Example: Sensitivity &
Specificity of Drug Testing
Suppose a urine test used to detect the presence of a
particular banned performance-enhancing drug is 99.9% sensitive and 99.0% specific. That
is, the test will provide 99.9%
true positive
results for drug users, and 99.0%
true negative
results for non-users. Suppose further than 0.5%
of the athlete population tested are drug users (incidence). We
ask: What is the
probability that an individual who tests positive is a
User? Bayes’ Theorem phrases this as, what is p(User|+), that is, what
is the probability that an individual is a User,
provided that s/he tests positive ?
Let p(A) = p(User)
and p(B) = p(+), then
p(User|+) = [ p(+|User) x p(User) ] / p(+)
Here, p(+|User) estimates sensitivity, that 0.999 of Users tested
will be detected, and [1 - p(+|Non-User)]
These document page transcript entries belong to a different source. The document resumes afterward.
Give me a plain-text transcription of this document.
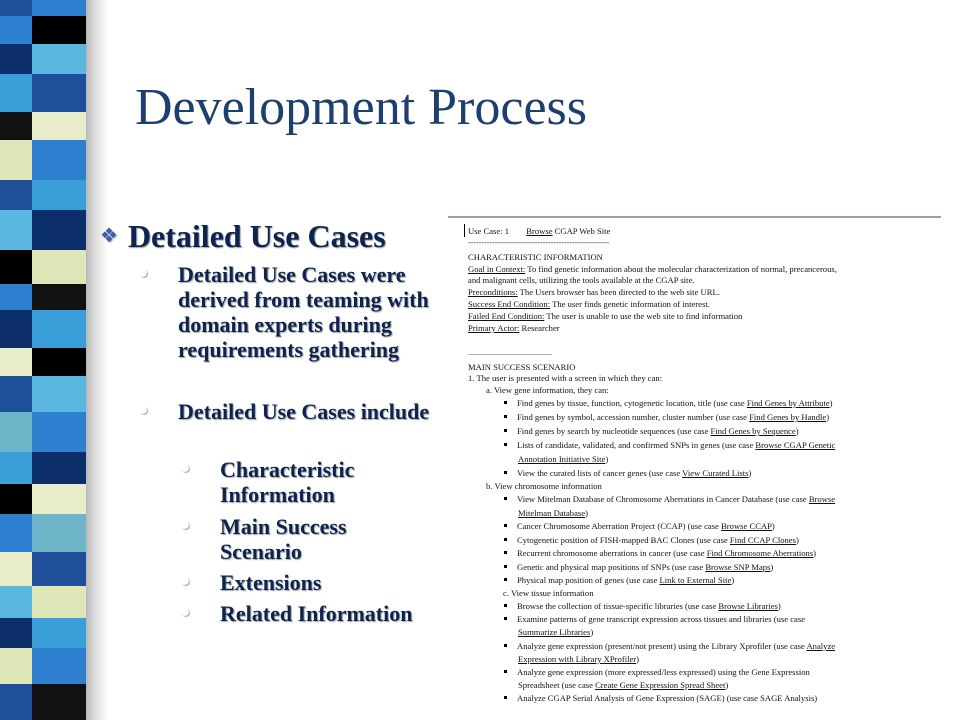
Development Process
❖ Detailed Use Cases
• Detailed Use Cases were derived from teaming with domain experts during requirements gathering
• Detailed Use Cases include
• Characteristic Information
• Main Success Scenario
• Extensions
• Related Information
Use Case: 1 Browse CGAP Web Site
-----------------------------------------------------
CHARACTERISTIC INFORMATION
Goal in Context: To find genetic information about the molecular characterization of normal, precancerous,
and malignant cells, utilizing the tools available at the CGAP site.
Preconditions: The Users browser has been directed to the web site URL.
Success End Condition: The user finds genetic information of interest.
Failed End Condition: The user is unable to use the web site to find information
Primary Actor: Researcher
..........................................
MAIN SUCCESS SCENARIO
1. The user is presented with a screen in which they can:
a. View gene information, they can:
Find genes by tissue, function, cytogenetic location, title (use case Find Genes by Attribute)
Find genes by symbol, accession number, cluster number (use case Find Genes by Handle)
Find genes by search by nucleotide sequences (use case Find Genes by Sequence)
Lists of candidate, validated, and confirmed SNPs in genes (use case Browse CGAP Genetic
Annotation Initiative Site)
View the curated lists of cancer genes (use case View Curated Lists)
b. View chromosome information
View Mitelman Database of Chromosome Aberrations in Cancer Database (use case Browse
Mitelman Database)
Cancer Chromosome Aberration Project (CCAP) (use case Browse CCAP)
Cytogenetic position of FISH-mapped BAC Clones (use case Find CCAP Clones)
Recurrent chromosome aberrations in cancer (use case Find Chromosome Aberrations)
Genetic and physical map positions of SNPs (use case Browse SNP Maps)
Physical map position of genes (use case Link to External Site)
c. View tissue information
Browse the collection of tissue-specific libraries (use case Browse Libraries)
Examine patterns of gene transcript expression across tissues and libraries (use case
Summarize Libraries)
Analyze gene expression (present/not present) using the Library Xprofiler (use case Analyze
Expression with Library XProfiler)
Analyze gene expression (more expressed/less expressed) using the Gene Expression
Spreadsheet (use case Create Gene Expression Spread Sheet)
Analyze CGAP Serial Analysis of Gene Expression (SAGE) (use case SAGE Analysis)
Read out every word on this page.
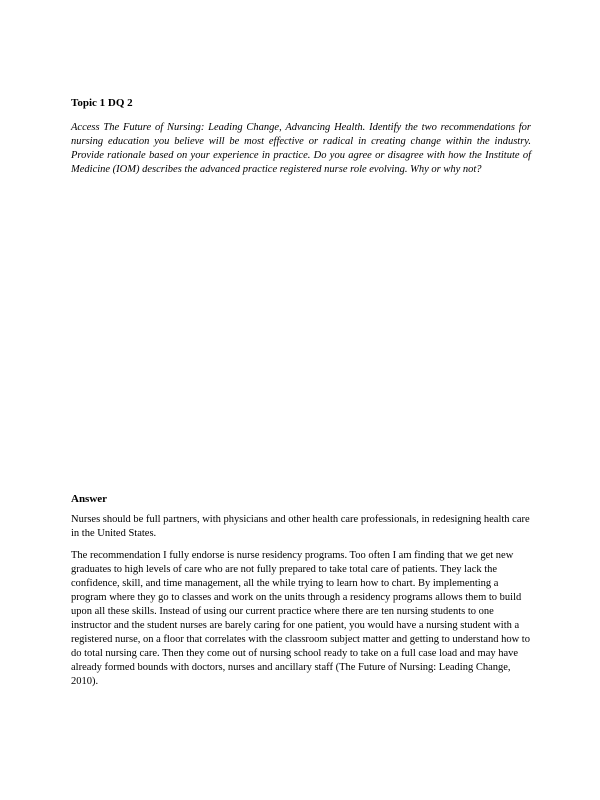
Topic 1 DQ 2

Access The Future of Nursing: Leading Change, Advancing Health. Identify the two recommendations for nursing education you believe will be most effective or radical in creating change within the industry. Provide rationale based on your experience in practice. Do you agree or disagree with how the Institute of Medicine (IOM) describes the advanced practice registered nurse role evolving. Why or why not?

Answer

Nurses should be full partners, with physicians and other health care professionals, in redesigning health care in the United States.

The recommendation I fully endorse is nurse residency programs. Too often I am finding that we get new graduates to high levels of care who are not fully prepared to take total care of patients. They lack the confidence, skill, and time management, all the while trying to learn how to chart. By implementing a program where they go to classes and work on the units through a residency programs allows them to build upon all these skills. Instead of using our current practice where there are ten nursing students to one instructor and the student nurses are barely caring for one patient, you would have a nursing student with a registered nurse, on a floor that correlates with the classroom subject matter and getting to understand how to do total nursing care. Then they come out of nursing school ready to take on a full case load and may have already formed bounds with doctors, nurses and ancillary staff (The Future of Nursing: Leading Change, 2010).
incorporates specificity, that only
(1 – 0.99) = 0.01 of
Non-Users
will be reported (incorrectly) as Users.
Then, p(+) estimates the total number of positive tests,
including true as well as false positives. These two
components are
p(+)
= [ p(+|User) x p(User) ]
+ [ p(+|Non-User) x p(Non-User)
]
Keeping the
same number formats as defined above
So that
p(User|+) = [ p(+|User) x p(User) ] / p(+) = (0.999 x 0.005) / [(0.999)(0.005) + (1 - 0.99)(1 - 0.005)] = 0.3342
That is, even if an individual tests positive, it is
twice as likely as not (1 – 33.42% = 66.58%) that s/he
is not a User.
Why? Even though the test appears to be highly “accurate”
(99.9% sensitivity & 99% specificity), the number
of non-Users is very large
compared to the number of Users. Under such conditions, the
count of false
positives exceeds the count of true positives. For
example, if 1,000 individuals are tested, we expect 995
non-Users and 5 Users. Among the 995 non-Users, we expect
0.01 x 995 ≈ 10 false positives.
Among the 5 Users, we expect 0.99 x 5 = 5 true positives.
So, out of 15 positive tests, only 5 (33%) are genuine. The
test cannot be used to screen the general population for
Users.
What are the effects of improving “accuracy” of the test? If
sensitivity were
increased to 100%,
and specificity
remained at 99%,
p(User|+) = 33.44%,
a minuscule improvement. Alternatively, if sensitivity
remains at 99.9%
and specificity is increased to 99.5%,
then p(User|+) = 50.10%,
and half the positive tests are reliable. The test remains
unreliable.
How can testing be improved? If
sensitivity and specificity remain unchanged at 0.999
and 0.99 respectively, but in the population of
interest the incidence of users increases to 0.1, p(User|+)
= 0.91736, and the test is reasonably reliable (but
not at a 95% criterion). Alternatively, testing may be
applied as a population screen, and any individual who tests
positive may be re-tested: the probability
that any non-user will fail the test twice
is (0.001)2, but the probability
that a user will escape detection twice is
only (0.01)2.
HOMEWORK: Write an Excel spreadsheet program to
calculate p(User|+) for various
values of Sensitivity, Specificity, and Incidence.
Use the base values above as a starting point. Under what
circumstances is the test most “useful”? Explain.